SUM	Calculates the sum of a group of curves. This "sums" up the y-axis values of a group of curves, and maps the result onto the x-axis of the first curve.
TRA	Translate a curve with respect to the x and y axes. The user is prompted for the x and y values.
VEC	Calculate the vector magnitude from three input curves.
VEC(2D)	Calculate the vector magnitude from two input curves.
WINDOW	This function is typically used to modify a curve before carrying out an FFT on it. The y-axis values for each of the input curves is multiplied by a factor between 0 and 1. Three different window shapes are available. The Store Window Curve option can be used to output the multiplying factors to a separate curve if required.
ZERO	Translate a curve so that the first data point is moved to (0,0).
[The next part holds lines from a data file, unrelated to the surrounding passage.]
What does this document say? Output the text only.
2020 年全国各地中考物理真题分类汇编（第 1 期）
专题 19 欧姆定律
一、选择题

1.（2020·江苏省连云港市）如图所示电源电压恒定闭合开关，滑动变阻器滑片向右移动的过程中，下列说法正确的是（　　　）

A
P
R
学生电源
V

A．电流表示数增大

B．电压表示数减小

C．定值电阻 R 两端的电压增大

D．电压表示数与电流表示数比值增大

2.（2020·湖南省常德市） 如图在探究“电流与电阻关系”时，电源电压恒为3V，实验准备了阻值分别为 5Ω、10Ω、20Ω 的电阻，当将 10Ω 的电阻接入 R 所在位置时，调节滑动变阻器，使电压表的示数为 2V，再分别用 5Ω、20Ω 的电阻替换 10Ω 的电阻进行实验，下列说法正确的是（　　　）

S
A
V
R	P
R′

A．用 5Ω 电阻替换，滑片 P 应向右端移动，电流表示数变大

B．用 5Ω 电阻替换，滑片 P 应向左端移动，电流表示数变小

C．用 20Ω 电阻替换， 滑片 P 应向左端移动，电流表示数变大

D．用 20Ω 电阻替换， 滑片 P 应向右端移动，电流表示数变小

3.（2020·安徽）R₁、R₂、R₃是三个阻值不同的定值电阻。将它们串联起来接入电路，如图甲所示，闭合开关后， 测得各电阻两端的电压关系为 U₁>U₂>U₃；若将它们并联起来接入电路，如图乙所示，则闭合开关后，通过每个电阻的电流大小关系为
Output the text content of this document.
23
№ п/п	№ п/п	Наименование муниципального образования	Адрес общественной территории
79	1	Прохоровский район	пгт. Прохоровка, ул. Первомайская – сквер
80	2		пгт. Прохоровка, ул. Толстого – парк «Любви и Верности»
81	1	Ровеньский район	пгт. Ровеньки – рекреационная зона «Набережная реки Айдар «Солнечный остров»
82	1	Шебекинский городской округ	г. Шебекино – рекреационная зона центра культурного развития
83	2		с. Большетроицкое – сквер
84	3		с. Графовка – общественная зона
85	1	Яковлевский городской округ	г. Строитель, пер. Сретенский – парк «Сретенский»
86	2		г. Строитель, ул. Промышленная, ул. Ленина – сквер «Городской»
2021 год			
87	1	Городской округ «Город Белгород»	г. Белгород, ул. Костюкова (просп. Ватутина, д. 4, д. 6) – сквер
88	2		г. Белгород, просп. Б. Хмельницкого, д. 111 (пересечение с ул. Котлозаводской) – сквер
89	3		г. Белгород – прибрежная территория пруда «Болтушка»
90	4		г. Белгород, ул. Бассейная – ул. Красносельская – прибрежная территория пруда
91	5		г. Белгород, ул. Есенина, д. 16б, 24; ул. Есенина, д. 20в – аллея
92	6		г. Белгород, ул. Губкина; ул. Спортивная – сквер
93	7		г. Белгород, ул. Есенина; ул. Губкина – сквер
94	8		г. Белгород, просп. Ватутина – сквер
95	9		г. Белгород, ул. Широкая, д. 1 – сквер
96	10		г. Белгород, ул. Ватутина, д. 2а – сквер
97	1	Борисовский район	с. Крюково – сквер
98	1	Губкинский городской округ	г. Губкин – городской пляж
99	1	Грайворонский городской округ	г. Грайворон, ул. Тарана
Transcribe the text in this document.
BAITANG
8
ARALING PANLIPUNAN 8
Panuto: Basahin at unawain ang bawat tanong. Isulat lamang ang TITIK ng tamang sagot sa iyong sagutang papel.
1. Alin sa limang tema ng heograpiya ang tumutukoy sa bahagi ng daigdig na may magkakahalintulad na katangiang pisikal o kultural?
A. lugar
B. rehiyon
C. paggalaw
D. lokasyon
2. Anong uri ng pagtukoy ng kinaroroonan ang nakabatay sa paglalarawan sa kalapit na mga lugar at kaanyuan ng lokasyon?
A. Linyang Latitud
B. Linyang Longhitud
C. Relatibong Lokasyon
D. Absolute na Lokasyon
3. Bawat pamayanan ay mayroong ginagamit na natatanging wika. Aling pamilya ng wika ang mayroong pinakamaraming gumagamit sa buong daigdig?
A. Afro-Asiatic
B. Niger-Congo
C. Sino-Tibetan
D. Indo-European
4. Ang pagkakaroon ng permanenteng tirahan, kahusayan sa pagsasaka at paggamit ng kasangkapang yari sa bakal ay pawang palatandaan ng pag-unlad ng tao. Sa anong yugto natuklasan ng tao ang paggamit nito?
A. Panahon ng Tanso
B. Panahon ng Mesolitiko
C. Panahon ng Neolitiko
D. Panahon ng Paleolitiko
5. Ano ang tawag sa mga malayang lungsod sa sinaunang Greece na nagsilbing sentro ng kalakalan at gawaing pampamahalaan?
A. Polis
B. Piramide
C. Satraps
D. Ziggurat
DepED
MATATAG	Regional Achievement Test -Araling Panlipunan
By default this option will translate the curve in both X and Y, alternatively the curve can be translated in X only or Y only.
dB	Converts a curve to dB. f(x) = 20log(y/ref)
dBA	Converts a curve from dB to dBA by applying "A" weighting factors to the curve values. Narrow band A weighting values are calculated using a formula. 1/3 Octave A weighting values are calculated from a lookup table.
Octave	Converts a curve from narrow band to either Octave bands or 1/3 rd Octave bands. The input curve can either be a curve that has already been converted to dB or it can be an unconverted "linear" curve. The output curve can also be generated using either Mean values or RMS values.
Regres	Fits data with either a linear, polynomial (degree 1-4), logarithmic or exponential regression curve, using least squares. The equation of the regression curve, as well as the value of Pearson's correlation coefficient, R2, can be found by right-clicking the output curve and selecting properties. The value of R2 gives a measure of the goodness of fit of the regression curve, with a value close to 1 corresponding to a good fit. In the case of linear regression, the standard deviation of the gradient, intercept and y values are also provided in the properties pop-up accessed through right-clicking the curve. Additionally, 95% confidence and prediction bands can be displayed around the linear regression curve by selecting Properties in the top-right Tools panel, then selecting All Curves and ticking Show CBands next to the output regression curve. The confidence band, which is the inner of the two bands, gives a 95% confidence interval at each x value for the best value of y. The prediction band gives a 95% confidence interval at each x value for predicting a new value of y.